I want you to play something and place all of your awareness on how much effort you’re making to hold the pick. Really experience what your hand feels like, your wrist feels like, and your shoulder feels like. Now, I want you to imagine the pick is super-glued to your thumb and finger, that you couldn’t drop it even if you wanted to. You don’t need to squeeze the pick, since it is “super-glued” to you. Play. What did you notice? I’m betting for the first time you felt what it was like to make no effort to hold onto the pick.

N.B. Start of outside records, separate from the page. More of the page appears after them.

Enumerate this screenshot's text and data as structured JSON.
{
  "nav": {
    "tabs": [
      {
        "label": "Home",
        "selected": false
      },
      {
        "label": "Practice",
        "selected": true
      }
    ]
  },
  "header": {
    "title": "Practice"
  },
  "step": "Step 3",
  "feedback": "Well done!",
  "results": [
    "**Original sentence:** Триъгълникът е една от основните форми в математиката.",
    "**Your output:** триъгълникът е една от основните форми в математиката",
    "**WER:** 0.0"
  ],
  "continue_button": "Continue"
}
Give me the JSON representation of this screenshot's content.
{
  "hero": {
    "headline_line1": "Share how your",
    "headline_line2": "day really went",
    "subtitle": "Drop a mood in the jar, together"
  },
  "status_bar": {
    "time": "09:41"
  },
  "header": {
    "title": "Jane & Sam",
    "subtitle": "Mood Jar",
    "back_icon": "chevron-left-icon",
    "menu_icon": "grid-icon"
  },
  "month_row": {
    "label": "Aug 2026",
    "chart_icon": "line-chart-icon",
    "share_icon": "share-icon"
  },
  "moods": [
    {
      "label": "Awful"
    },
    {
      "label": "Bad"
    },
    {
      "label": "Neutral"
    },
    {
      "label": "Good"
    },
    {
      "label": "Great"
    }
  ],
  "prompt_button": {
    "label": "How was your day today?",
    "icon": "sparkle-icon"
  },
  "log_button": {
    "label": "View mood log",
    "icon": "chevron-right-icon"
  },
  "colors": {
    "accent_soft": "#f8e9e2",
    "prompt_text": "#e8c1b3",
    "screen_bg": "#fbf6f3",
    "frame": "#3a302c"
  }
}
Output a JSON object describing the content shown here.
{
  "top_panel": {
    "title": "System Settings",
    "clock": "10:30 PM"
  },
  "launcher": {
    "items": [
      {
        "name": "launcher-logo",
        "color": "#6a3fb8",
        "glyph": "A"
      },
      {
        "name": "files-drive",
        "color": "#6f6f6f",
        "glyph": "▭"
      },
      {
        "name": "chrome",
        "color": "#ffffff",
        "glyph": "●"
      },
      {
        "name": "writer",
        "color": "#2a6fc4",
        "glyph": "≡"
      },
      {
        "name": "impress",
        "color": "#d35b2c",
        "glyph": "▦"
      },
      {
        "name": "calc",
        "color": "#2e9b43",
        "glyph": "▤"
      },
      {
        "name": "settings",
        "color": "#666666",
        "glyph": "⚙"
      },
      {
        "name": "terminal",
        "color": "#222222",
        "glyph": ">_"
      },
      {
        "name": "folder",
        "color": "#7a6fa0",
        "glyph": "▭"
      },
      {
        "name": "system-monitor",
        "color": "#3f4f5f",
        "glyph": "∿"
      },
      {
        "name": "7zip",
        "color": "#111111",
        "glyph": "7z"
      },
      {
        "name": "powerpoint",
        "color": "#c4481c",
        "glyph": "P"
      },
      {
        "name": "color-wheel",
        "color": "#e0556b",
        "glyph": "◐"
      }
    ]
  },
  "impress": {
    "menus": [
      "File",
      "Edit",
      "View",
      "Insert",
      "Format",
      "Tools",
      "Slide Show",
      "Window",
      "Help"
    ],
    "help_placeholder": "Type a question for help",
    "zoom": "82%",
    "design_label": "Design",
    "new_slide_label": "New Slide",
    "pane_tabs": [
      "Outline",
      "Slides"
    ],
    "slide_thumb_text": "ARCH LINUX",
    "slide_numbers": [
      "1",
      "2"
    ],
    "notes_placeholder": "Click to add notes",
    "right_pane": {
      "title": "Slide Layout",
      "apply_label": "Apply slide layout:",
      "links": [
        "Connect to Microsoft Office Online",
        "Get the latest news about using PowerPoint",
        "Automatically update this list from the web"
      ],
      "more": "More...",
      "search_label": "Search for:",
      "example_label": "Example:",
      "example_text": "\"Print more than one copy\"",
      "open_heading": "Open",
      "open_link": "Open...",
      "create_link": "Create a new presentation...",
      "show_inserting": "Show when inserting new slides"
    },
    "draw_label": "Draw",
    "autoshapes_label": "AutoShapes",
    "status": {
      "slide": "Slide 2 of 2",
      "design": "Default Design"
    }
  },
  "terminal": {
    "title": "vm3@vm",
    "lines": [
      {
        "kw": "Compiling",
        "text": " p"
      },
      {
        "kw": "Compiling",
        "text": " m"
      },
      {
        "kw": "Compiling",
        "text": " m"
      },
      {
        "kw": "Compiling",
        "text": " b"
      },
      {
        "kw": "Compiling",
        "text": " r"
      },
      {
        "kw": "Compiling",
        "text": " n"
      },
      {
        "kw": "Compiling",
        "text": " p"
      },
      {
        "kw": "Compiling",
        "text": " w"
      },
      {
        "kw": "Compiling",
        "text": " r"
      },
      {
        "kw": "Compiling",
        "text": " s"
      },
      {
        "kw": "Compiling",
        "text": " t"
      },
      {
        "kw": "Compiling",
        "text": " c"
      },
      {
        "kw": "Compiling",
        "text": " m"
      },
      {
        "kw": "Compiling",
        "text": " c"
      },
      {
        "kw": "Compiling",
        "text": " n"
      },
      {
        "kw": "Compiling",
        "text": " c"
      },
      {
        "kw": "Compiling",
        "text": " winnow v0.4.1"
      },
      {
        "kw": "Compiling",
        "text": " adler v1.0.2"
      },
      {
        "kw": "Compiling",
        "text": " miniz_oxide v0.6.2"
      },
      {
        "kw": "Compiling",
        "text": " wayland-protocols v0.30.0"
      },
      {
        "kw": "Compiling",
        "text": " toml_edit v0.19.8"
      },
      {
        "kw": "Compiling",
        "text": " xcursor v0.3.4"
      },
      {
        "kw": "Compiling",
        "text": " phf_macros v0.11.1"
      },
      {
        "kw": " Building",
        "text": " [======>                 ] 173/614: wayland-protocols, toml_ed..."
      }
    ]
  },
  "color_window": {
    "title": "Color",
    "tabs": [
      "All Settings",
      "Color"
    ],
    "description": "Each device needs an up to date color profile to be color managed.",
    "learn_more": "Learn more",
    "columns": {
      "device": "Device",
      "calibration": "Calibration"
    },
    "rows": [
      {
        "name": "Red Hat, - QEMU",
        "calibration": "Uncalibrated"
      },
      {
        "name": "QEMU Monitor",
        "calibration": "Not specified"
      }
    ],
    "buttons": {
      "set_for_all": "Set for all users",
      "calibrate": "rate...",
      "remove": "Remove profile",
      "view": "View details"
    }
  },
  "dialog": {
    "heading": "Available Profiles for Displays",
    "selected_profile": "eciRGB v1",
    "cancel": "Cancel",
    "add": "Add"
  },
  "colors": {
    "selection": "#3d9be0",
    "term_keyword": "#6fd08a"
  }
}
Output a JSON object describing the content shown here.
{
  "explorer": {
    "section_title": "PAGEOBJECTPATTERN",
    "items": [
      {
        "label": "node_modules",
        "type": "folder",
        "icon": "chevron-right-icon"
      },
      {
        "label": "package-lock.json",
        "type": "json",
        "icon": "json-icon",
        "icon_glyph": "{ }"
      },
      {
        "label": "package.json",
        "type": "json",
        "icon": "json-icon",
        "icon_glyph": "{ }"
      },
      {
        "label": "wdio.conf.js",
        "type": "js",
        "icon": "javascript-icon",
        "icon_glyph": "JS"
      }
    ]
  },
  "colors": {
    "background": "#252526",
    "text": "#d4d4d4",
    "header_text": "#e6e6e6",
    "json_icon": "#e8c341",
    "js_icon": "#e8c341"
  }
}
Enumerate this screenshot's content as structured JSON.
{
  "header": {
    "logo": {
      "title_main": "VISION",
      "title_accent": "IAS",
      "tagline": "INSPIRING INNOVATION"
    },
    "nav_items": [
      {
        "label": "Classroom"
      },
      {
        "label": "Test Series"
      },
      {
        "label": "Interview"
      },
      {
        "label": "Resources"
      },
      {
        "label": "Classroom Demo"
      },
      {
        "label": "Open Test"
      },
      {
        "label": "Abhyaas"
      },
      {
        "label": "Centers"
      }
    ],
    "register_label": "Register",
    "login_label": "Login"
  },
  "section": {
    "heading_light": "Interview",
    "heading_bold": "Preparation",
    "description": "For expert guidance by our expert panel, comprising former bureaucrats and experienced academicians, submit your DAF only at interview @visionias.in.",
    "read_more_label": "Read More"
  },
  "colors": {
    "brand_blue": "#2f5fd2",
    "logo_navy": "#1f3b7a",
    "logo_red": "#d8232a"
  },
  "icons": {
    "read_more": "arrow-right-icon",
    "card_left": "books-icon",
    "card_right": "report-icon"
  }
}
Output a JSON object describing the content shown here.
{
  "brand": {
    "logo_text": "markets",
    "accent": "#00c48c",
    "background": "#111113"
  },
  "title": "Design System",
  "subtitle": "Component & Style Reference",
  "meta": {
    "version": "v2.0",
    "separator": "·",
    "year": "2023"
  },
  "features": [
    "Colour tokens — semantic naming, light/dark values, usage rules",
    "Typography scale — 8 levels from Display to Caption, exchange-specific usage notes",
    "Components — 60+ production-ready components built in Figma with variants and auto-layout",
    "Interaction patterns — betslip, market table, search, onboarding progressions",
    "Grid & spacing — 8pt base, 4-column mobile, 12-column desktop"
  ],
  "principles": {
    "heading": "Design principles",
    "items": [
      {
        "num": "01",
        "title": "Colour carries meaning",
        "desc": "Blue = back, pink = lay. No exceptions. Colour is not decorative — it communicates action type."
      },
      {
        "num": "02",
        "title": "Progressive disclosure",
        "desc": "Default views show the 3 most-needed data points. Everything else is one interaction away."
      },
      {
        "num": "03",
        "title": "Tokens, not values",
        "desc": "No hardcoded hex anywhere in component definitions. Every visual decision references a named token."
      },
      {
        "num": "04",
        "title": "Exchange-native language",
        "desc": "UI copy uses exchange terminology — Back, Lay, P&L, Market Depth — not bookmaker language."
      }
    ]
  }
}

It probably felt like the pick was holding you, and you didn’t have to use any of your fingers, hand, or forearm muscles to hold the pick. This is very important to the speed of how fast you move the pick. (I’ll explain in a moment.) The first place I used this idea of super-gluing was with a violinist. I had her play as if her bow was super-glued to her right thumb and fingers. After she played, she said it felt amazing, as if she was doing nothing to hold the bow.
Make this way of experiencing the pick, glued to your thumb and fingers, as part of your technique. A very Alexandrian way to do this to play for a week with all of your attention on experiencing the pick glued to your thumb and finger, until the pick becomes an effortless extension of your hand and arm. Again, in Alexander Technique terms this is staying with the means over the ends, until the new means is a natural part of how you play.
There are two ways to move the pick across the string. You can move the hand side-to- side, or you can rotate the forearm. I’d like to look at both. I’d also like to look at the arm moving the hand and pick across more than one string. My sense is that each mandolin player chooses one or the other as his or her usual way of playing – rotation or side to side (laterally).